My Compound Miter Saw (details below):

Craftsman 12 inch compound miter sawmodel #113235140

Has an issue where the blade hits the table. When I look in the manual it says to have the unit serviced. I was looking to fix it myself. Any thoughts? 

It worked fine however I was using it to cut some maple and a very loud noise was heard and the wood broke apart and flung around.


----------



## peridigm (Dec 29, 2014)

When you say it hits the table, do you mean the flat part the work piece rest on while cutting? What part does it hit? Pictures would help but I would inspect the swing arm area to make sure something wasn't broke when the scrap flew around. I've had that happen with my dewalt and can say the sound is scary. Never actually broke anything though.


----------



## Ghidrah (Mar 2, 2010)

Or are you saying it bottoms out below the table? Past the blade clearance inserts?


----------



## pinewood (Jan 28, 2015)

Thanks everyone. The blade goes through a narrow slot on the table. However now it is not aligned well enough to go into the slot. It misses it by about 1/8-1/4"


----------



## woodnthings (Jan 24, 2009)

*sounds like ...*

The blade is no longer square to the fence. The fence is likely not adjustable, so the blade carriage must be. If there is no adjustment, the assembly is sprung, bent, twisted etc. and must be "serviced". If there is no adjustment and you need to "adjust" it, you will have to use leverage to bring it back into alignment. This may or may not work and you may end up breaking something.

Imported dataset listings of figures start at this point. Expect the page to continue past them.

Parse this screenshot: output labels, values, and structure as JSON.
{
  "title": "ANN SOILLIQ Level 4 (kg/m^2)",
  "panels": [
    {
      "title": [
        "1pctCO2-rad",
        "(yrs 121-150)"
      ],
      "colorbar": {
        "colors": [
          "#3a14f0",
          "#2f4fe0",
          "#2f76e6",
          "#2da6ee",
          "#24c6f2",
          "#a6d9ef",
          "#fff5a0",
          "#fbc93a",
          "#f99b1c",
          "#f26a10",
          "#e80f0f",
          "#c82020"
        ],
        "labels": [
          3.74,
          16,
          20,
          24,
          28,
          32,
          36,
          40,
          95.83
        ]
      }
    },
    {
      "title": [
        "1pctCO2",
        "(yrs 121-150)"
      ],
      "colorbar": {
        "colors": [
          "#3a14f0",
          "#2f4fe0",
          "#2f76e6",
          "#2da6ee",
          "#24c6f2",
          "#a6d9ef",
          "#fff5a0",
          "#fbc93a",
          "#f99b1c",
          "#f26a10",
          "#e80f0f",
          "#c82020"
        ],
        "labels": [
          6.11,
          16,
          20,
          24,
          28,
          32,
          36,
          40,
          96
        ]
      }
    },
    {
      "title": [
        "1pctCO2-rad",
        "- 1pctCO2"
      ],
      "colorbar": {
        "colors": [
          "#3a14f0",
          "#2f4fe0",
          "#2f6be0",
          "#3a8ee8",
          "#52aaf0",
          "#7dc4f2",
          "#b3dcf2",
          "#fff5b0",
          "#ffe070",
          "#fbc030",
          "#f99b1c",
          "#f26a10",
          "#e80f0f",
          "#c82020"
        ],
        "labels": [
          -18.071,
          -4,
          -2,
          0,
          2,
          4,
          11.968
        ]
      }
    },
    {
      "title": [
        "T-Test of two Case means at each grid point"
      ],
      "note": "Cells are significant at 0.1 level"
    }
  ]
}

If it is under any type of warranty that's the best way. If no warranty, then factory service is second best. Lastly would be the leverage approach.


----------



## TimPa (Jan 27, 2010)

have you checked the tilting pivot points? anything come loose there?


----------



## woodnthings (Jan 24, 2009)

*the 90 degree stop*

If there is a 90 degree notch or stop, make certain that the assembly is indexing that correctly before anything else. If it is and the blade is still not 90 degrees to the fence, then further investigation is required.


----------



## hwebb99 (Nov 27, 2012)

My dad was cutting a small piece of wood. The blade caught it and slammed it into the fence. It broke a chunk out of the fence, it also bent the fence. Luckily he didn't get hurt. Here is a picture of what he was cutting.


----------



## MT Stringer (Jul 21, 2009)

I think you got a screw loose! Literally.  It sounds like the saw is not lined up with the kerf. Even if you change the degree angle to make a mitered cut, the saw and the table should rotate as one. If your saw blade is striking the table, something is amiss. Look it over carefully.

Has it been dropped?


----------